Inmodiario

Estimado Sr. Quemada: Me he enterado por la prensa del inicio de un "expediente sancionador contra siete empresas vinculadas al mercado de intermediación inmobiliaria" y quiero trasmitirle a través de esta carta que con esta apertura de un expediente sancionador su institución demuestra falta de entendimiento del mercado inmobiliario de segunda mano.

La ciudadanía necesita que su institución esté preparada para vigilar que todos los participantes del mercado inmobiliario de segunda mano sigan unas reglas de juego de forma que ninguno de los partícipes realice prácticas que puedan considerarse perjudiciales para la competencia.

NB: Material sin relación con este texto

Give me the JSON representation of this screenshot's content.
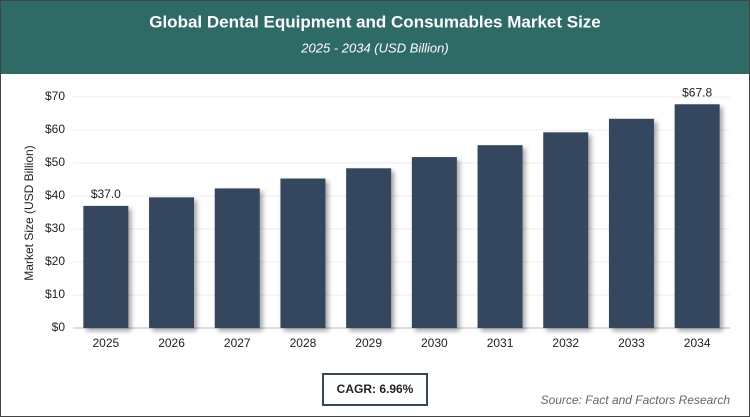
{
  "chart_data": {
    "type": "bar",
    "title": "Global Dental Equipment and Consumables Market Size",
    "subtitle": "2025 - 2034 (USD Billion)",
    "y_label": "Market Size (USD Billion)",
    "categories": [
      "2025",
      "2026",
      "2027",
      "2028",
      "2029",
      "2030",
      "2031",
      "2032",
      "2033",
      "2034"
    ],
    "values": [
      37.0,
      39.6,
      42.3,
      45.3,
      48.4,
      51.8,
      55.4,
      59.3,
      63.4,
      67.8
    ],
    "value_labels": [
      "$37.0",
      null,
      null,
      null,
      null,
      null,
      null,
      null,
      null,
      "$67.8"
    ],
    "color": "#35475e",
    "ylim": [
      0,
      70
    ],
    "yticks": [
      {
        "value": 0,
        "label": "$0"
      },
      {
        "value": 10,
        "label": "$10"
      },
      {
        "value": 20,
        "label": "$20"
      },
      {
        "value": 30,
        "label": "$30"
      },
      {
        "value": 40,
        "label": "$40"
      },
      {
        "value": 50,
        "label": "$50"
      },
      {
        "value": 60,
        "label": "$60"
      },
      {
        "value": 70,
        "label": "$70"
      }
    ],
    "grid": true,
    "annotation": "CAGR: 6.96%",
    "source": "Source: Fact and Factors Research"
  }
}
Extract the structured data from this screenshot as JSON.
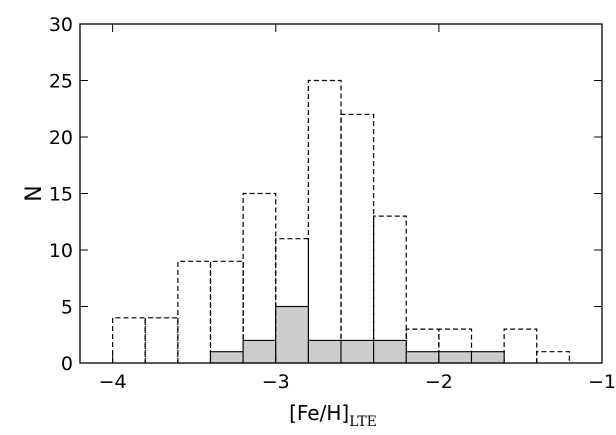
{
  "chart_data": {
    "type": "bar",
    "xlabel": {
      "main": "[Fe/H]",
      "subscript": "LTE"
    },
    "ylabel": "N",
    "xlim": [
      -4.2,
      -1.0
    ],
    "ylim": [
      0,
      30
    ],
    "xticks": [
      -4,
      -3,
      -2,
      -1
    ],
    "xtick_labels": [
      "−4",
      "−3",
      "−2",
      "−1"
    ],
    "yticks": [
      0,
      5,
      10,
      15,
      20,
      25,
      30
    ],
    "ytick_labels": [
      "0",
      "5",
      "10",
      "15",
      "20",
      "25",
      "30"
    ],
    "bin_width": 0.2,
    "series": [
      {
        "style": "dashed-outline",
        "bins": [
          {
            "left": -4.0,
            "value": 4
          },
          {
            "left": -3.8,
            "value": 4
          },
          {
            "left": -3.6,
            "value": 9
          },
          {
            "left": -3.4,
            "value": 9
          },
          {
            "left": -3.2,
            "value": 15
          },
          {
            "left": -3.0,
            "value": 11
          },
          {
            "left": -2.8,
            "value": 25
          },
          {
            "left": -2.6,
            "value": 22
          },
          {
            "left": -2.4,
            "value": 13
          },
          {
            "left": -2.2,
            "value": 3
          },
          {
            "left": -2.0,
            "value": 3
          },
          {
            "left": -1.8,
            "value": 0
          },
          {
            "left": -1.6,
            "value": 3
          },
          {
            "left": -1.4,
            "value": 1
          }
        ]
      },
      {
        "style": "filled-gray",
        "bins": [
          {
            "left": -3.4,
            "value": 1
          },
          {
            "left": -3.2,
            "value": 2
          },
          {
            "left": -3.0,
            "value": 5
          },
          {
            "left": -2.8,
            "value": 2
          },
          {
            "left": -2.6,
            "value": 2
          },
          {
            "left": -2.4,
            "value": 2
          },
          {
            "left": -2.2,
            "value": 1
          },
          {
            "left": -2.0,
            "value": 1
          },
          {
            "left": -1.8,
            "value": 1
          }
        ]
      }
    ],
    "colors": {
      "fill": "#cccccc",
      "line": "#000000"
    },
    "grid": false,
    "legend": "none"
  }
}
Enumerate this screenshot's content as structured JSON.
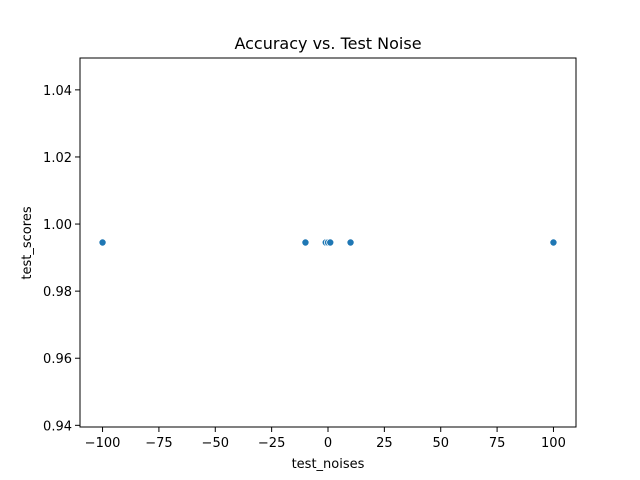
{
  "chart_data": {
    "type": "scatter",
    "title": "Accuracy vs. Test Noise",
    "xlabel": "test_noises",
    "ylabel": "test_scores",
    "xlim": [
      -110,
      110
    ],
    "ylim": [
      0.9395,
      1.0495
    ],
    "x_ticks": [
      -100,
      -75,
      -50,
      -25,
      0,
      25,
      50,
      75,
      100
    ],
    "y_ticks": [
      0.94,
      0.96,
      0.98,
      1.0,
      1.02,
      1.04
    ],
    "x_tick_labels": [
      "−100",
      "−75",
      "−50",
      "−25",
      "0",
      "25",
      "50",
      "75",
      "100"
    ],
    "y_tick_labels": [
      "0.94",
      "0.96",
      "0.98",
      "1.00",
      "1.02",
      "1.04"
    ],
    "grid": false,
    "marker_color": "#1f77b4",
    "points": [
      {
        "x": -100,
        "y": 0.9945
      },
      {
        "x": -10,
        "y": 0.9945
      },
      {
        "x": -1,
        "y": 0.9945
      },
      {
        "x": 0,
        "y": 0.9945
      },
      {
        "x": 1,
        "y": 0.9945
      },
      {
        "x": 10,
        "y": 0.9945
      },
      {
        "x": 100,
        "y": 0.9945
      }
    ]
  }
}
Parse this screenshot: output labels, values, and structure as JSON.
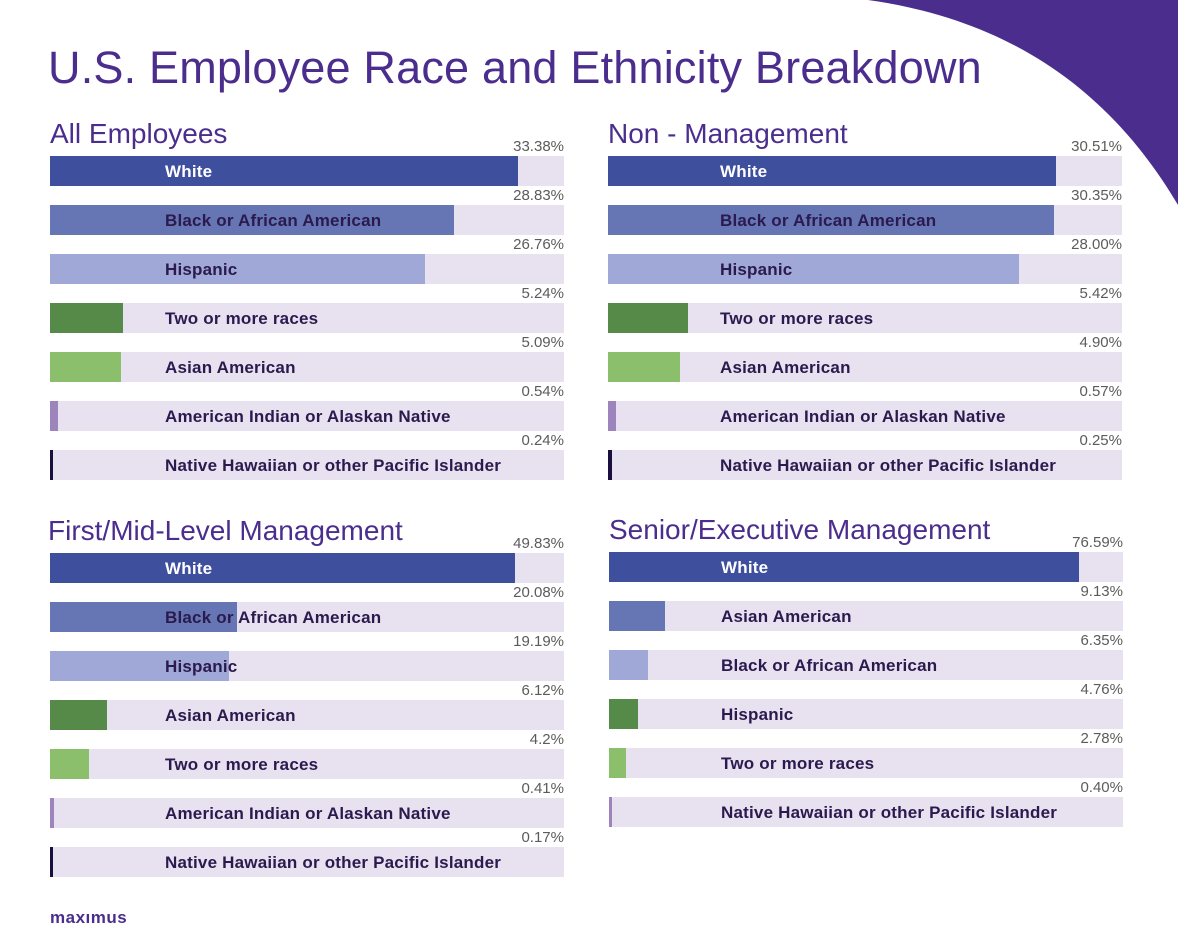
{
  "page": {
    "title": "U.S. Employee Race and Ethnicity Breakdown",
    "logo": "maxımus"
  },
  "colors": {
    "accent": "#4b2d8e",
    "track": "#e8e1ef",
    "label_dark": "#2a1a4e",
    "palette": [
      "#3e4f9e",
      "#6675b4",
      "#9fa8d6",
      "#568a48",
      "#8cbf6c",
      "#9e84bd",
      "#1a1040"
    ]
  },
  "chart_data": [
    {
      "type": "bar",
      "title": "All Employees",
      "categories": [
        "White",
        "Black or African American",
        "Hispanic",
        "Two or more races",
        "Asian American",
        "American Indian or Alaskan Native",
        "Native Hawaiian or other Pacific Islander"
      ],
      "values": [
        33.38,
        28.83,
        26.76,
        5.24,
        5.09,
        0.54,
        0.24
      ],
      "value_labels": [
        "33.38%",
        "28.83%",
        "26.76%",
        "5.24%",
        "5.09%",
        "0.54%",
        "0.24%"
      ],
      "xlim": [
        0,
        36.7
      ]
    },
    {
      "type": "bar",
      "title": "Non - Management",
      "categories": [
        "White",
        "Black or African American",
        "Hispanic",
        "Two or more races",
        "Asian American",
        "American Indian or Alaskan Native",
        "Native Hawaiian or other Pacific Islander"
      ],
      "values": [
        30.51,
        30.35,
        28.0,
        5.42,
        4.9,
        0.57,
        0.25
      ],
      "value_labels": [
        "30.51%",
        "30.35%",
        "28.00%",
        "5.42%",
        "4.90%",
        "0.57%",
        "0.25%"
      ],
      "xlim": [
        0,
        35.0
      ]
    },
    {
      "type": "bar",
      "title": "First/Mid-Level Management",
      "categories": [
        "White",
        "Black or African American",
        "Hispanic",
        "Asian American",
        "Two or more races",
        "American Indian or Alaskan Native",
        "Native Hawaiian or other Pacific Islander"
      ],
      "values": [
        49.83,
        20.08,
        19.19,
        6.12,
        4.2,
        0.41,
        0.17
      ],
      "value_labels": [
        "49.83%",
        "20.08%",
        "19.19%",
        "6.12%",
        "4.2%",
        "0.41%",
        "0.17%"
      ],
      "xlim": [
        0,
        55.1
      ]
    },
    {
      "type": "bar",
      "title": "Senior/Executive Management",
      "categories": [
        "White",
        "Asian American",
        "Black or African American",
        "Hispanic",
        "Two or more races",
        "Native Hawaiian or other Pacific Islander"
      ],
      "values": [
        76.59,
        9.13,
        6.35,
        4.76,
        2.78,
        0.4
      ],
      "value_labels": [
        "76.59%",
        "9.13%",
        "6.35%",
        "4.76%",
        "2.78%",
        "0.40%"
      ],
      "xlim": [
        0,
        83.7
      ]
    }
  ]
}
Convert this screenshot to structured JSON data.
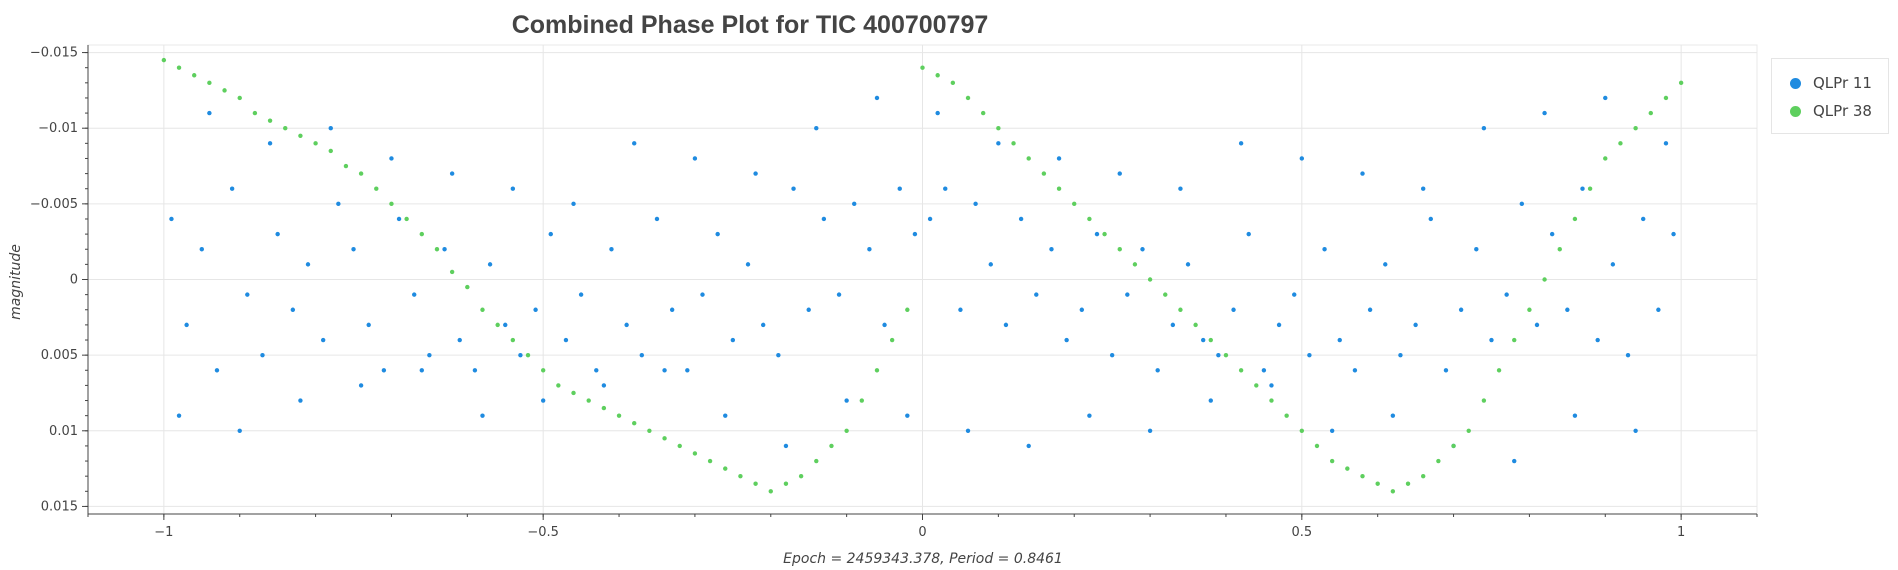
{
  "chart_data": {
    "type": "scatter",
    "title": "Combined Phase Plot for TIC 400700797",
    "xlabel": "Epoch = 2459343.378, Period = 0.8461",
    "ylabel": "magnitude",
    "xlim": [
      -1.1,
      1.1
    ],
    "ylim": [
      0.0155,
      -0.0155
    ],
    "y_inverted": true,
    "x_ticks": [
      -1,
      -0.5,
      0,
      0.5,
      1
    ],
    "x_tick_labels": [
      "−1",
      "−0.5",
      "0",
      "0.5",
      "1"
    ],
    "y_ticks": [
      -0.015,
      -0.01,
      -0.005,
      0,
      0.005,
      0.01,
      0.015
    ],
    "y_tick_labels": [
      "−0.015",
      "−0.01",
      "−0.005",
      "0",
      "0.005",
      "0.01",
      "0.015"
    ],
    "grid": true,
    "legend_position": "outside-top-right",
    "series": [
      {
        "name": "QLPr 11",
        "color": "#1f8be0",
        "x": [
          -0.99,
          -0.97,
          -0.95,
          -0.93,
          -0.91,
          -0.89,
          -0.87,
          -0.85,
          -0.83,
          -0.81,
          -0.79,
          -0.77,
          -0.75,
          -0.73,
          -0.71,
          -0.69,
          -0.67,
          -0.65,
          -0.63,
          -0.61,
          -0.59,
          -0.57,
          -0.55,
          -0.53,
          -0.51,
          -0.49,
          -0.47,
          -0.45,
          -0.43,
          -0.41,
          -0.39,
          -0.37,
          -0.35,
          -0.33,
          -0.31,
          -0.29,
          -0.27,
          -0.25,
          -0.23,
          -0.21,
          -0.19,
          -0.17,
          -0.15,
          -0.13,
          -0.11,
          -0.09,
          -0.07,
          -0.05,
          -0.03,
          -0.01,
          0.01,
          0.03,
          0.05,
          0.07,
          0.09,
          0.11,
          0.13,
          0.15,
          0.17,
          0.19,
          0.21,
          0.23,
          0.25,
          0.27,
          0.29,
          0.31,
          0.33,
          0.35,
          0.37,
          0.39,
          0.41,
          0.43,
          0.45,
          0.47,
          0.49,
          0.51,
          0.53,
          0.55,
          0.57,
          0.59,
          0.61,
          0.63,
          0.65,
          0.67,
          0.69,
          0.71,
          0.73,
          0.75,
          0.77,
          0.79,
          0.81,
          0.83,
          0.85,
          0.87,
          0.89,
          0.91,
          0.93,
          0.95,
          0.97,
          0.99,
          -0.98,
          -0.94,
          -0.9,
          -0.86,
          -0.82,
          -0.78,
          -0.74,
          -0.7,
          -0.66,
          -0.62,
          -0.58,
          -0.54,
          -0.5,
          -0.46,
          -0.42,
          -0.38,
          -0.34,
          -0.3,
          -0.26,
          -0.22,
          -0.18,
          -0.14,
          -0.1,
          -0.06,
          -0.02,
          0.02,
          0.06,
          0.1,
          0.14,
          0.18,
          0.22,
          0.26,
          0.3,
          0.34,
          0.38,
          0.42,
          0.46,
          0.5,
          0.54,
          0.58,
          0.62,
          0.66,
          0.7,
          0.74,
          0.78,
          0.82,
          0.86,
          0.9,
          0.94,
          0.98
        ],
        "y": [
          -0.004,
          0.003,
          -0.002,
          0.006,
          -0.006,
          0.001,
          0.005,
          -0.003,
          0.002,
          -0.001,
          0.004,
          -0.005,
          -0.002,
          0.003,
          0.006,
          -0.004,
          0.001,
          0.005,
          -0.002,
          0.004,
          0.006,
          -0.001,
          0.003,
          0.005,
          0.002,
          -0.003,
          0.004,
          0.001,
          0.006,
          -0.002,
          0.003,
          0.005,
          -0.004,
          0.002,
          0.006,
          0.001,
          -0.003,
          0.004,
          -0.001,
          0.003,
          0.005,
          -0.006,
          0.002,
          -0.004,
          0.001,
          -0.005,
          -0.002,
          0.003,
          -0.006,
          -0.003,
          -0.004,
          -0.006,
          0.002,
          -0.005,
          -0.001,
          0.003,
          -0.004,
          0.001,
          -0.002,
          0.004,
          0.002,
          -0.003,
          0.005,
          0.001,
          -0.002,
          0.006,
          0.003,
          -0.001,
          0.004,
          0.005,
          0.002,
          -0.003,
          0.006,
          0.003,
          0.001,
          0.005,
          -0.002,
          0.004,
          0.006,
          0.002,
          -0.001,
          0.005,
          0.003,
          -0.004,
          0.006,
          0.002,
          -0.002,
          0.004,
          0.001,
          -0.005,
          0.003,
          -0.003,
          0.002,
          -0.006,
          0.004,
          -0.001,
          0.005,
          -0.004,
          0.002,
          -0.003,
          0.009,
          -0.011,
          0.01,
          -0.009,
          0.008,
          -0.01,
          0.007,
          -0.008,
          0.006,
          -0.007,
          0.009,
          -0.006,
          0.008,
          -0.005,
          0.007,
          -0.009,
          0.006,
          -0.008,
          0.009,
          -0.007,
          0.011,
          -0.01,
          0.008,
          -0.012,
          0.009,
          -0.011,
          0.01,
          -0.009,
          0.011,
          -0.008,
          0.009,
          -0.007,
          0.01,
          -0.006,
          0.008,
          -0.009,
          0.007,
          -0.008,
          0.01,
          -0.007,
          0.009,
          -0.006,
          0.011,
          -0.01,
          0.012,
          -0.011,
          0.009,
          -0.012,
          0.01,
          -0.009
        ]
      },
      {
        "name": "QLPr 38",
        "color": "#5ecf5e",
        "x": [
          -1.0,
          -0.98,
          -0.96,
          -0.94,
          -0.92,
          -0.9,
          -0.88,
          -0.86,
          -0.84,
          -0.82,
          -0.8,
          -0.78,
          -0.76,
          -0.74,
          -0.72,
          -0.7,
          -0.68,
          -0.66,
          -0.64,
          -0.62,
          -0.6,
          -0.58,
          -0.56,
          -0.54,
          -0.52,
          -0.5,
          -0.48,
          -0.46,
          -0.44,
          -0.42,
          -0.4,
          -0.38,
          -0.36,
          -0.34,
          -0.32,
          -0.3,
          -0.28,
          -0.26,
          -0.24,
          -0.22,
          -0.2,
          -0.18,
          -0.16,
          -0.14,
          -0.12,
          -0.1,
          -0.08,
          -0.06,
          -0.04,
          -0.02,
          0.0,
          0.02,
          0.04,
          0.06,
          0.08,
          0.1,
          0.12,
          0.14,
          0.16,
          0.18,
          0.2,
          0.22,
          0.24,
          0.26,
          0.28,
          0.3,
          0.32,
          0.34,
          0.36,
          0.38,
          0.4,
          0.42,
          0.44,
          0.46,
          0.48,
          0.5,
          0.52,
          0.54,
          0.56,
          0.58,
          0.6,
          0.62,
          0.64,
          0.66,
          0.68,
          0.7,
          0.72,
          0.74,
          0.76,
          0.78,
          0.8,
          0.82,
          0.84,
          0.86,
          0.88,
          0.9,
          0.92,
          0.94,
          0.96,
          0.98,
          1.0
        ],
        "y": [
          -0.0145,
          -0.014,
          -0.0135,
          -0.013,
          -0.0125,
          -0.012,
          -0.011,
          -0.0105,
          -0.01,
          -0.0095,
          -0.009,
          -0.0085,
          -0.0075,
          -0.007,
          -0.006,
          -0.005,
          -0.004,
          -0.003,
          -0.002,
          -0.0005,
          0.0005,
          0.002,
          0.003,
          0.004,
          0.005,
          0.006,
          0.007,
          0.0075,
          0.008,
          0.0085,
          0.009,
          0.0095,
          0.01,
          0.0105,
          0.011,
          0.0115,
          0.012,
          0.0125,
          0.013,
          0.0135,
          0.014,
          0.0135,
          0.013,
          0.012,
          0.011,
          0.01,
          0.008,
          0.006,
          0.004,
          0.002,
          -0.014,
          -0.0135,
          -0.013,
          -0.012,
          -0.011,
          -0.01,
          -0.009,
          -0.008,
          -0.007,
          -0.006,
          -0.005,
          -0.004,
          -0.003,
          -0.002,
          -0.001,
          0.0,
          0.001,
          0.002,
          0.003,
          0.004,
          0.005,
          0.006,
          0.007,
          0.008,
          0.009,
          0.01,
          0.011,
          0.012,
          0.0125,
          0.013,
          0.0135,
          0.014,
          0.0135,
          0.013,
          0.012,
          0.011,
          0.01,
          0.008,
          0.006,
          0.004,
          0.002,
          0.0,
          -0.002,
          -0.004,
          -0.006,
          -0.008,
          -0.009,
          -0.01,
          -0.011,
          -0.012,
          -0.013
        ]
      }
    ]
  }
}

Sin embargo, el primer problema que tiene su institución es no haber promovido una regulación del mercado inmobiliario de segunda mano para que esas reglas de juego estuvieran claras de cara a que el resultado del expediente que su institución ha abierto se argumente apoyado en un incumplimiento de esas reglas de juego en lugar de apoyarse en reglas no específicas del mercado que pueden ser interpretadas de forma distinta en función de quien las interprete.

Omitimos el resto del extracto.